Arms wrapped around me, tugging me forward, toward more of that. I fought, blinded by anything but the need to get the fuck away from this place.
How could Ruben not feel it? Not understand the danger we were in?
He pressed his palm against the door of the house and it swung open. No matter how much I struggled, wiggling in his grasp, clawing at his arms to escape, he didn’t loosen his grip. It was steel against me, impossible to dislodge.
The fear crystalized in my mind.
Ruben is going to die.In my head, I saw a million ways it could happen, that if we went forward, if we didn’t turn back, something was going to attack. It would run him through, it would tear out his throat, it would take his head. A million different ways it could happen played across my eyelids all at once, until I shook and sobbed and struggled to draw air into my lungs.
We crossed the threshold and that overwhelming terror disappeared all at once. It shed like water from me, falling to the ground, shaken off by the movement.
My brain worked again, stuttering forward, and I peered around, wondering what I had just been so afraid of…
“Sorry,” he offered. “I knew what the defense was, but I didn’t think it would affect you so badly.”
“Could have warned a girl.” My voice came out thin and less confident than I would have liked.

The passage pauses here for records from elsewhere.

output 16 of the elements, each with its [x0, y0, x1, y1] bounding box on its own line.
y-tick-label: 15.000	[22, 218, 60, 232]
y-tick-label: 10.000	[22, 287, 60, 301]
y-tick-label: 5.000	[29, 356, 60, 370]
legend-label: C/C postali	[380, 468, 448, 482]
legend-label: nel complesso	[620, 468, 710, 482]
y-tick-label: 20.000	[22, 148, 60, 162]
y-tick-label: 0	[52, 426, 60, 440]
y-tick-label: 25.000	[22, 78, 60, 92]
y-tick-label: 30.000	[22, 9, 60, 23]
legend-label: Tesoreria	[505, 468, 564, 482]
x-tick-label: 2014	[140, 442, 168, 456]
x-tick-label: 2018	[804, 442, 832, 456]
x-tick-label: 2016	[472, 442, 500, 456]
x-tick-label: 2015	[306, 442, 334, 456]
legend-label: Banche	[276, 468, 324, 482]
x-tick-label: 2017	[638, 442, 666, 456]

“Usually it causes anxiety, but not that much. It locks onto a deep-seated fear, something that rests at your core, and exploits that. So people with more trauma, or more deeply rooted ones, feel it worse.” He paused, then added, “What was yours?”
I pressed my lips together, not about to admit that. It was far too humiliating to even think about showing that part of me to anyone.
Fuck that.
“Spiders,” I said, not even trying to make the lie stick. It was fine that he heard it for the lie it was, that he knew I was bullshitting him because I didn’t want to tell him the truth. I didn’t mind that one bit.
So long as he didn’t know the truth, nothing else mattered.
He tilted his head, then nodded. “Let’s go check the archives.”